An AC-47 crewmember prepares to drop a flare out of the open fuselage door of the plane. These flares helped expose enemy night attacks. Image: U.S. Air Force

The AC-47 flew mostly at night to avoid ground fire. Once the crews got synchronized with the supported troops, Puff turned into a proper monster. On the night of 8 February 1965, an AC-47 operating near Bong Son was called upon to help blunt a determined VC attack. The plane orbited above the battlefield for more than four hours and burned through 20,500 rounds. By the time the aircraft was forced to return to base, the crew had killed nearly 300 VC irregulars.


In this photograph, we see Airman 1st Class John Levitow. Levitow is wearing his uniform, an Air Force flight suit, and a radio headset so he can communicate with the pilot and other members of his military unit. Levitow received the Medal of Honor for gallantry in combat during a military operation on February 24, 1969.
Airman 1st Class John Levitow received the Medal of Honor for his heroic actions in an AC-47. After his plane was hit, he threw himself on an ignited flare in the fuselage. Image: U.S. Air Force

Technical Specification of the AC-47D

Crew 7 or 8 — pilot, copilot, navigator, flight engineer, loadmaster, and at least 2             gunners
Length 64′ 05″
Wingspan 95′
Max. Gross Weight 33,000 lbs
Powerplant 2x Pratt and Whitney R-1830 Twin Wasp 14-cylinder radial engines
Max. Speed 200 knots (230 mph)
Range 2,175 miles
Service Ceiling 24,450′
Armament 3x General Electric GAU-2/A 7.62x51mm miniguns

Ruminations on the Fixed-Wing Gunship

Eventually the Air Force fielded 53 AC-47 airframes. A dozen were lost in combat. The surviving machines were transferred to the Air Forces of South Vietnam, Laos, Thailand, Colombia and El Salvador. 
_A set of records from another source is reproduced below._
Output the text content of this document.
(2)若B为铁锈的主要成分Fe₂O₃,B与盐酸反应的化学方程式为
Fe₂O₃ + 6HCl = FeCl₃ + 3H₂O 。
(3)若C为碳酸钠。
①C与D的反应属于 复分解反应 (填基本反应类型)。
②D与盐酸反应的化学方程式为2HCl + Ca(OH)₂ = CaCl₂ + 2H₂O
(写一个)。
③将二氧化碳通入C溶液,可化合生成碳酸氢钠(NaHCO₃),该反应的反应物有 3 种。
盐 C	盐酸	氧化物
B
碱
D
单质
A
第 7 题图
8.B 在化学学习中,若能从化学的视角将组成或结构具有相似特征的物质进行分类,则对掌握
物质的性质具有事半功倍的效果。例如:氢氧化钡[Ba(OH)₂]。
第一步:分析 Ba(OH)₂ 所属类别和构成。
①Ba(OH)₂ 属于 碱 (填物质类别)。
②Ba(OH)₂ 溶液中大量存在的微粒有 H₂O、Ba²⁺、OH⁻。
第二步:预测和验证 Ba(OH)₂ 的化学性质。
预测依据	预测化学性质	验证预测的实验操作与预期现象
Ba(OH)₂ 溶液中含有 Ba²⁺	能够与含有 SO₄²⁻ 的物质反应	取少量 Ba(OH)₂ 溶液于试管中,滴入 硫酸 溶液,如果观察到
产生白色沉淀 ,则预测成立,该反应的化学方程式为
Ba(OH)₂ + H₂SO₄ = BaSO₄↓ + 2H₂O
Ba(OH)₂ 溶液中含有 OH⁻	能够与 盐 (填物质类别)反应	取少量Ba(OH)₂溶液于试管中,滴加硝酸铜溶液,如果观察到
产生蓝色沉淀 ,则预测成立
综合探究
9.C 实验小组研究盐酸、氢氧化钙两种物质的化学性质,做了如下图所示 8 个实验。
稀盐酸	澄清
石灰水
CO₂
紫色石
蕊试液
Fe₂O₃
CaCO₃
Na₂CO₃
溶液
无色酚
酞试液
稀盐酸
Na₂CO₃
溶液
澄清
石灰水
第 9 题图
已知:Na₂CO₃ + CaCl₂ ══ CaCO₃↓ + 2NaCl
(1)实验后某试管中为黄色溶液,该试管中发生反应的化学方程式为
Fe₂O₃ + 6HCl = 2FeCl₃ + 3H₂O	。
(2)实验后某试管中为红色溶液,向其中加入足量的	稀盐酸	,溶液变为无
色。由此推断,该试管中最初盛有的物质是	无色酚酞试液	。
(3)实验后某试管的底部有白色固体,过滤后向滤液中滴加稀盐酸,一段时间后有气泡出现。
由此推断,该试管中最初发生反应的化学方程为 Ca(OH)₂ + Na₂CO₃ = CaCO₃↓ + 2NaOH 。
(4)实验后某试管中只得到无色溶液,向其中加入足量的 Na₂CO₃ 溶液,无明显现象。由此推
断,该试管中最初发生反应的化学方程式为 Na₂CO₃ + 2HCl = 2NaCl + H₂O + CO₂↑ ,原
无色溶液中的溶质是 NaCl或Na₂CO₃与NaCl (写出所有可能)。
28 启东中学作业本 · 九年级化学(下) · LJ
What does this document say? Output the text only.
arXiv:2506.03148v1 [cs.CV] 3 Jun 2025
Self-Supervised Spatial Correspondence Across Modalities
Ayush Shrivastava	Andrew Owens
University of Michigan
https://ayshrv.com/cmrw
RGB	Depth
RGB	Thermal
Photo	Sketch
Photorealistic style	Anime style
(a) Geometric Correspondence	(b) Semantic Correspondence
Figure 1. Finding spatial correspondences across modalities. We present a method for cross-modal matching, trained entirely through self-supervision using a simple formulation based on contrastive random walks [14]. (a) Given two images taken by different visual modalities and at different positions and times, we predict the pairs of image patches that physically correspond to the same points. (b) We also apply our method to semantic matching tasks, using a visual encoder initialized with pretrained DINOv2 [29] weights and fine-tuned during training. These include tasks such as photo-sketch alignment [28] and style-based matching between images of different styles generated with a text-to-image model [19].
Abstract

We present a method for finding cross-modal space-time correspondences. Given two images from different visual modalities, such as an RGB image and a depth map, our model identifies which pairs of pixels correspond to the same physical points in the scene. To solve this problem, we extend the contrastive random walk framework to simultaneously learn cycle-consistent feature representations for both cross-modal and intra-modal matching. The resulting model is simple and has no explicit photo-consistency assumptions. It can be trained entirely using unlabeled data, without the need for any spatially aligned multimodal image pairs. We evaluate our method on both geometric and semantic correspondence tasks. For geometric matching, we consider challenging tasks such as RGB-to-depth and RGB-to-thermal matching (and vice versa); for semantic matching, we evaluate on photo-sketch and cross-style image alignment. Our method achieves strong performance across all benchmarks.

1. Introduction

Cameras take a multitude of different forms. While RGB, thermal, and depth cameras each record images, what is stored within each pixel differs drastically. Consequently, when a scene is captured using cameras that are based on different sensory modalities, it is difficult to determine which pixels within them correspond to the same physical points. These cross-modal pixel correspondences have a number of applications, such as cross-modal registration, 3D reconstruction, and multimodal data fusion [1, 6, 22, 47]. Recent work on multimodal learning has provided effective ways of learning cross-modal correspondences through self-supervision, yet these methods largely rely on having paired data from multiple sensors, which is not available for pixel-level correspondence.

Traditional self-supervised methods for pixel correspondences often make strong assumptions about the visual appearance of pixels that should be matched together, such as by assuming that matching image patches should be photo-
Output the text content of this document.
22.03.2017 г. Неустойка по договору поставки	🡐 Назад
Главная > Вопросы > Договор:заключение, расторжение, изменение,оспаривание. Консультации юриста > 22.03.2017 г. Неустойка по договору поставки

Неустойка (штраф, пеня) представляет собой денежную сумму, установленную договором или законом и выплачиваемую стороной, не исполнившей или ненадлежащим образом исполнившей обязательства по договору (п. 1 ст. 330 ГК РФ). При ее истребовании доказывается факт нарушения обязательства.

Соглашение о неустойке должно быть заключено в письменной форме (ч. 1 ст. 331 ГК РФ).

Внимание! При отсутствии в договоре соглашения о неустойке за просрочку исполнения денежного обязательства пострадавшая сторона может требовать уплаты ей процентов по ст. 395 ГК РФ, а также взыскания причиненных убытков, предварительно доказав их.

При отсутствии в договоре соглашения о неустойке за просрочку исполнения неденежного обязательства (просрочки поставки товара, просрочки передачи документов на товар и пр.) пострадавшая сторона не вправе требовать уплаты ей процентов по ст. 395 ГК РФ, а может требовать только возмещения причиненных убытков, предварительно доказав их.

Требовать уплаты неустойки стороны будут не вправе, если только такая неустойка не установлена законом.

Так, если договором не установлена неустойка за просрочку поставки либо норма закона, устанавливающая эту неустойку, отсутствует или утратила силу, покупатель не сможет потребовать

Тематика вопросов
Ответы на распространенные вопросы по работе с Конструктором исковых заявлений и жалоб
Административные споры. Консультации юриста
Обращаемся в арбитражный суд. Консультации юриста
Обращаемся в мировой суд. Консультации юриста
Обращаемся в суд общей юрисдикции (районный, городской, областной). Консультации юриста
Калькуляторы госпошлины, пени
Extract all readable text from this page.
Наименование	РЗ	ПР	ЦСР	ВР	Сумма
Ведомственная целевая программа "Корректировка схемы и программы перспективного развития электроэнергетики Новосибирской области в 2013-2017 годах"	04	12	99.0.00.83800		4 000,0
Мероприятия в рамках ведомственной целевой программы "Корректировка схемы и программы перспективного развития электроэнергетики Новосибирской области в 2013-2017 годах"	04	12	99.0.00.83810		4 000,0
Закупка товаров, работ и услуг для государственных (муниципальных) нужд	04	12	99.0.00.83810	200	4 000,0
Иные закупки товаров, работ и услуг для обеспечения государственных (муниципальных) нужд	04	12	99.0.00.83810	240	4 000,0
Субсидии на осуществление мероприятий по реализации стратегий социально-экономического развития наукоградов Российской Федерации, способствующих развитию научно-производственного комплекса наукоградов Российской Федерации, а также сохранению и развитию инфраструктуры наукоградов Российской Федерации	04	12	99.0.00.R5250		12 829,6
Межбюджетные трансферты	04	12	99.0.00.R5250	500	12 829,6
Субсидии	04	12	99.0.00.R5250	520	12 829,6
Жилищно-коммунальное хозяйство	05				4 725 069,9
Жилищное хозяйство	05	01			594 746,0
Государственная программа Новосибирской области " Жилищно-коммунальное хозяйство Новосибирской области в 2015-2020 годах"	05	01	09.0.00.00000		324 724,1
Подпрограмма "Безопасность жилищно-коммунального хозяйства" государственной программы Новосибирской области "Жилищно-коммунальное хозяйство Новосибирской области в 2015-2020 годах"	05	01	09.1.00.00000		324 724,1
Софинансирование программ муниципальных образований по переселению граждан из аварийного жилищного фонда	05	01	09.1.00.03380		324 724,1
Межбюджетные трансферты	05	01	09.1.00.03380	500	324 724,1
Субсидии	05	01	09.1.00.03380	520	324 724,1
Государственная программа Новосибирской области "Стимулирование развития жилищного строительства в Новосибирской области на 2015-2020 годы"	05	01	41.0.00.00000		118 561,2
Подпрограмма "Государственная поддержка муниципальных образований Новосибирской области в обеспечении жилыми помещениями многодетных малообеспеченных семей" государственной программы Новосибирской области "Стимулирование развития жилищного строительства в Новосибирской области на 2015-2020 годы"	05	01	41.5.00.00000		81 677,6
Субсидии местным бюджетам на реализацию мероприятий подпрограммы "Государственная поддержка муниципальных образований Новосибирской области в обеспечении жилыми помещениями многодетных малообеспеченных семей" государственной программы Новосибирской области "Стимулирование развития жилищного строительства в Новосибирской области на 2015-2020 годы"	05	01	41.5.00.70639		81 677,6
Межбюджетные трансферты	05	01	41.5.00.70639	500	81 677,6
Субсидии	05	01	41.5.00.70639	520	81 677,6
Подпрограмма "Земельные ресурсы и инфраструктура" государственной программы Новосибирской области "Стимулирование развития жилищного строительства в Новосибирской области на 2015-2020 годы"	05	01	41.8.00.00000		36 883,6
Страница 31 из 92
In this photo we see a AC-47 and AC-130 flying in formation in 2021. The memorial flight was in memory of Airman 1st Class John Levitow who was awarded the Medal of Honor. 
An AC-47 and an AC-130J Ghostrider fly in formation around Topeka, Kansas in June 2021 in preparation for a gunship legacy flight. Image: Master Sgt. Christopher Boitz/U.S. Air Force

While the AC-47 was indeed a paradigm-shifting weapon system, it was even more important for what it went on to become. The lessons learned in combat by the crews of the AC-47s eventually informed the development of the AC-130 Spectre. Spectre remains at the very tip of the spear even today this deep into the Information Age. And all that began with some innovative airmen who strapped a bunch of miniguns down in an old WWII-vintage cargo plane and improvised a gunsight with a grease pencil.